Обитель - Прилепин Захар. Страница 122
– Согрешил неисполнением заповедей Божиих.
– Каюсь! – кричали лагерники, не видя и не узнавая друг друга, зато всякий миг слыша бешеный колокольчик.
– Согрешил кумирослужением!
“…А то”, – крутясь на своих нарах, словно его всего мылили в сорок злых и мокрых рук, соглашался Артём.
– Согрешил чрезмерным упованием на Божие долготерпение, в том числе попущением себе всяческих грехов! – выкрикивали священники, чьих голосов было уже не различить.
– Грешен! – орали лагерники. – Каюсь!
– Согрешил тщеславием, многоглаголанием, честолюбием!

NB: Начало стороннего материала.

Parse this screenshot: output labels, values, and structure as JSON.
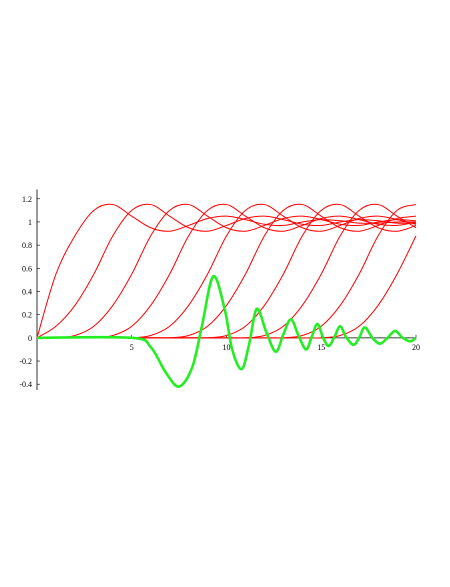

“Здесь я! Здесь!” – отзывался на всякий грех Артём, не ведая и не желая раскаяния в них.
– Согрешил маловерием, в том числе отсутствием мира Христова в душе!
“В том числе, да! – внутренне хохотал Артём. – В том числе!”
– Грешен! – вскрикивали лагерники с той же страстью, с которой орали “Здра!” начальству.
– …Неблагодарностью к Богу!
– …Дурной печалью и унынием!
– Согрешил нетерпением посылаемых Господом испытаний, в том числе нетерпением скорбей: голода, болезней, холода!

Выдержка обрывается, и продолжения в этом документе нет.